あなたが気にする必要はないわ。そうじゃないと、私がみじめじゃない。」
リリィはあははと笑う。
「それに治療魔法は魔力を多く消費するでしょう。これからまだダンジョンは続くんだから、大怪我以外は使っちゃだめよ。ロディ、これは約束よ!」
「・・・うん。わかった。」
しょぼくれるロディに、リリィはくすりと笑ってその頭をなでる。
「それにしてもすごいわね。治療魔法は僧侶か神官、もしくは、それのできる人に教わらないとできないはずよ?」
ロディはリリィになでてもらって落ち着いたのか、顔をあげて答える。
「母さんの友達の、ティアーネさんっていう綺麗な神官のお姉さんに教わったんだ。」
「おいっ!ティアーネって英雄のパーティにいた聖女ティアーネか?!」
レックが話に食いついた。
「う~ん、私はよく知らないけど、たぶんそう。いっつも綺麗な神官の服着てたよ。よく遊びに来てたんだー。」
「すごいな。剣は英雄ロディアック、魔法はレイウッド魔術師団長、治療魔法は聖女ティアーネって、豪華な師匠だな。」
バーツが関心していると、バーツが尋ねる。
「弓は誰に教わったんだ?」
「ケリー兄ちゃん。」
「やっぱ、音速のケリーか!!一瞬のうちに倒しちまうって噂だろ?」
聞いたとたんに、バーツが目をキラキラさせる。
「うん。ケリー兄ちゃんはすごいよー。一瞬で敵の前に行ったり、遠くから狙撃したり、すごいんだー!」
ロディも思い出して嬉しくなる。
「うおー、やっぱ英雄ってすげーなぁ。会えないかなぁ。」
「村に行ったら会えると思うよ?」
「よし、今度ロディが帰るときに案内してくれよ!」
「しばらく帰らないよ?せっかく王都に来たんだもん。こっちで修業中だから。」
「次帰るときでいい!約束だぞ!」
「いいよー。」
バーツの約束に、ロディは軽く返事する。
「修行に来たロディが村に帰るなんて、後5年は無理だな。」
ケルディがふっと笑う。
「5年も冒険者してれば、俺たちも強くなれる!英雄と手合わせしてもらえるぐらいになる!!」
バーツが拳をあげて吠えた。
「スケルトン、強くなってるか?」
「倒すのに時間がかかってるのは確かだ。」
「どっちかっていうと、こっちの疲労が大きいと思うよ。」
バーツとレックの会話に、ロディが答えると、二人はロディに向き直る。
「それを言われるとつらい。」
「まるで俺たちがひ弱で、ロディが強そう。」
「私も疲れたから、そろそろ一度寝た方がいいと思う。」
ロディは汗をぬぐいながら話す。
「ダンジョンの中で?」
「うん。」
「俺たち、ダンジョンの中で寝たことないからなぁ。
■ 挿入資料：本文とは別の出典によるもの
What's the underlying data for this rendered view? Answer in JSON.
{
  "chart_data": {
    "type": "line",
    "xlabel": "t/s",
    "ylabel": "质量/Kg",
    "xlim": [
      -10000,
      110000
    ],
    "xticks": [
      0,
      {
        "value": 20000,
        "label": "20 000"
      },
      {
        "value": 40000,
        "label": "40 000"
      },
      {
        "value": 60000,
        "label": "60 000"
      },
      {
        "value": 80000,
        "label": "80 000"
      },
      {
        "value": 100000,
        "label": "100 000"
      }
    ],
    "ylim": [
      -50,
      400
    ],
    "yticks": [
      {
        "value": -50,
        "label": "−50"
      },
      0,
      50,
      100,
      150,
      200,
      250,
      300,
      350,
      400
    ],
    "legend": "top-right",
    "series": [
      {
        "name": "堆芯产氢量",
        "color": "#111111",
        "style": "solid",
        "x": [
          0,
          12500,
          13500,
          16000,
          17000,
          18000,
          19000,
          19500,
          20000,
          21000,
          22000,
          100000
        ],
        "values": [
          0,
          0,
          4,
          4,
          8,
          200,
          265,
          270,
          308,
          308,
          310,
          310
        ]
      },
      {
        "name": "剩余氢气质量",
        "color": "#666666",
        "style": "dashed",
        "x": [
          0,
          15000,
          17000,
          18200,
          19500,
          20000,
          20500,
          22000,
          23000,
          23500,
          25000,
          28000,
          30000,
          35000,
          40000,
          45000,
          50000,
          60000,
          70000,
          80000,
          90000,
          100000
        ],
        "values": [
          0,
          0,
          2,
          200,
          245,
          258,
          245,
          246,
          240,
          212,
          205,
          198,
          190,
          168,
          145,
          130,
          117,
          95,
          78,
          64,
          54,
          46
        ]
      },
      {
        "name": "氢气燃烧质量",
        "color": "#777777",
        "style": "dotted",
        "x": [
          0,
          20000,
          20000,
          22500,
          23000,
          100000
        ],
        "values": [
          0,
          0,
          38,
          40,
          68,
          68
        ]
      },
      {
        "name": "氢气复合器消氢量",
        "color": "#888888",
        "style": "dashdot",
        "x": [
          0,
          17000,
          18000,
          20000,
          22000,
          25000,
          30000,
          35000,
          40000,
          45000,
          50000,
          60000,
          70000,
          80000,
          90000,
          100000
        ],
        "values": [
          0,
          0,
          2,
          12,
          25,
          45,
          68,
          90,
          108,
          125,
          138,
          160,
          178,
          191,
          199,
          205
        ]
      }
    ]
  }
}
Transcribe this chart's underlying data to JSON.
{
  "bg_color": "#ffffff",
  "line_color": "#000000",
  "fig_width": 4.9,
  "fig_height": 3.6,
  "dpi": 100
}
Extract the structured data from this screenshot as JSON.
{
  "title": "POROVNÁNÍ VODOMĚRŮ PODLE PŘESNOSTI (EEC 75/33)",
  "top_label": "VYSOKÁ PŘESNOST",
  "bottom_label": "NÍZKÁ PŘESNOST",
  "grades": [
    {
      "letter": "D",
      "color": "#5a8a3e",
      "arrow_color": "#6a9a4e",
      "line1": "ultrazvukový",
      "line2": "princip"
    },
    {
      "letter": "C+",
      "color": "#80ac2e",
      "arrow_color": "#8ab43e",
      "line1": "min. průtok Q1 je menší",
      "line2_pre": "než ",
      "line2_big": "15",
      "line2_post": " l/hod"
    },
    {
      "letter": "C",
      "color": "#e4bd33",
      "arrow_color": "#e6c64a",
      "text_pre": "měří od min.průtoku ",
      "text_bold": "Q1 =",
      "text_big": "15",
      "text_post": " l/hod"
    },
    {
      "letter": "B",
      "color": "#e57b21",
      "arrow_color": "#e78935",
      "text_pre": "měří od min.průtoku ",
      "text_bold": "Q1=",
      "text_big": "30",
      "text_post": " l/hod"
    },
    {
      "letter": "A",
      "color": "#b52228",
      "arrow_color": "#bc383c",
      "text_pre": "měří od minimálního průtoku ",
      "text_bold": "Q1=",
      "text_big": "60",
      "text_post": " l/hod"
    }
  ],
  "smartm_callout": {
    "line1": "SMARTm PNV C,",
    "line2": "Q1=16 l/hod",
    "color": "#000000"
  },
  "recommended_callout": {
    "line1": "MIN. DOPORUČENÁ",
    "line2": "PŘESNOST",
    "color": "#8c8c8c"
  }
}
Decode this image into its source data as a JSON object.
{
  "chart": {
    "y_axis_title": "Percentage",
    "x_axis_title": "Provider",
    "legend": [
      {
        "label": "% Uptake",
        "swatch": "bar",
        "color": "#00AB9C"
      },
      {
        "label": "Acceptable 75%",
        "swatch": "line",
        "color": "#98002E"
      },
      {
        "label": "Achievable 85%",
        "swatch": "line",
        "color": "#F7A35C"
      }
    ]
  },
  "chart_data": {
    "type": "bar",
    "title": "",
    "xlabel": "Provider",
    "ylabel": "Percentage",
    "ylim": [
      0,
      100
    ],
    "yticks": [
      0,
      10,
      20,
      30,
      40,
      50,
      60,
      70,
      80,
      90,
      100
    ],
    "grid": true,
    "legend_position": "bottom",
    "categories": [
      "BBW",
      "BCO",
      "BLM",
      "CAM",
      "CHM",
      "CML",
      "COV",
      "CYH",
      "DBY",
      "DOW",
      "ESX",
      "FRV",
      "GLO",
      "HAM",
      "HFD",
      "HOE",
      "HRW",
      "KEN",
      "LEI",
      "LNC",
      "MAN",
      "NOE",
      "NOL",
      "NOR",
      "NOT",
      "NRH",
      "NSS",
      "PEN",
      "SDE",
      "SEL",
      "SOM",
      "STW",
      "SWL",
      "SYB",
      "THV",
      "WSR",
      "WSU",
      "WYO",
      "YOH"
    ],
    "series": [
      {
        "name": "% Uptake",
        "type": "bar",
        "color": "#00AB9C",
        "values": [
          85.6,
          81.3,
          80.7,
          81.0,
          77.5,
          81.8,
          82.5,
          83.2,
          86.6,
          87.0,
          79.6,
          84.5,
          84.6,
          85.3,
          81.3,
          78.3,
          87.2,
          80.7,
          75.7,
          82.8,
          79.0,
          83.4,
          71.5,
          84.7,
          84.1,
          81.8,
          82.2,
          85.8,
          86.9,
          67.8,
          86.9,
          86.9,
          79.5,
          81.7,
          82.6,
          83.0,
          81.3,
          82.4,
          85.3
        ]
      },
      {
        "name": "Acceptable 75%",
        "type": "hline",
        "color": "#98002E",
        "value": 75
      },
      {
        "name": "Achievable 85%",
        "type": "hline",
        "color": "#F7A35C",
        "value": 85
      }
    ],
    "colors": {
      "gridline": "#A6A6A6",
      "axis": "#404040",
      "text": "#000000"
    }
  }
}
」
「そうなの?」
ロディがケルディに尋ねると、ケルディが頷いた。
「ダンジョンはいろいろな魔物が随時襲ってくるからな。あまり長時間入ったことがなかったんだ。今回はさすがに持ってきているから大丈夫だ。」
「ロディの言うとおり、もうそろそろ1日以上は動いているもの。交代して睡眠をとりましょ。」
リリィが言うと、アビーも頷いた。
「ダンジョンの中で休憩って・・・。」
「この部屋には魔物はいないみたいだ。」
レックが調べた部屋に全員入ると、入り口を閉める。さらにレックが土魔法で覆ってしまう。
「あ、壁になった。」
「こうすると、向こうからあけても入れないだろ。」
「確かに。」
レックの魔法に、ロディとアビーがなるほどと感心していると、リリィが濡れたタオルを二人の顔にかける。
「わっ。」
「ちょっとでも拭いておけばすっきりするわ。」
「ありがとー。」
女の子三人が寝入ると、バーツとレックが立ち上がる。
「先に寝ろよ、ケルディ。」
「あいつらと見張りした方がいいだろ。」
二人の言葉に、嫌そうな顔をしながらケルディが頷く。
「ったく、女子トークを一人で聞くのは耳が痛いが仕方ないな。頼んだぜ。」
ケルディが二人に頼んで寝に入ると、二人はドアの方を向いて座った。
「今回はやっぱりというか、思った通りというか、厳しいな。」
槍を肩にかけたバーツは厳しいと言いながらも顔は笑顔だ。
「ああ。普通の敵ならいざ知らず、ダンジョン内でスケルトンが相手だからなぁ。アビーのパージが回数使えないのが厳しい。」
反対に、レックは無表情だ。
「それにしてもロディはすげえな。剣も弓もかなりの腕前だ。さすがは英雄の娘だな。しっかり鍛えられてる。」
「ああ。弓の精度はかなりいい。剣もスケルトン相手に上手く使っている。俺らも負けていられないぜ。」
「しかし、ダンジョンの息苦しさはひどいな。圧迫感が特に。」
「ずっと暗闇の中を歩いていると、気落ちしてくるよな。」
「たまに炎の付与するとテンションが上がる。」
「そういうときは戦闘が長引いててハイになってんだろ。落ちつけよ?」
「そのテンションでいるから負けないってのもあるはず。」
「あー、それは否定しない。」
二人の雑談は見張りを交代するまで続いた。
設定27
ティアーネ=ジュダ 神官 現王国任命12聖女の一人。
昔は英雄ロディアックの仲間。英雄譚に出てくる有名人。
神官の生まれる家系の三女。
修行でロディアックの仲間として冒険者をしていた。
後にその力を認められ王国が聖女として任命した。
ケリー=ジュダ 冒険者 二つ名 音速のケリー 聖女ティアーネの夫。
弓と暗器が武器。昔は英雄ロディアックの仲間。
英雄譚に出てくる有名人。
今はティアーネの護衛や一人で依頼をこなしている。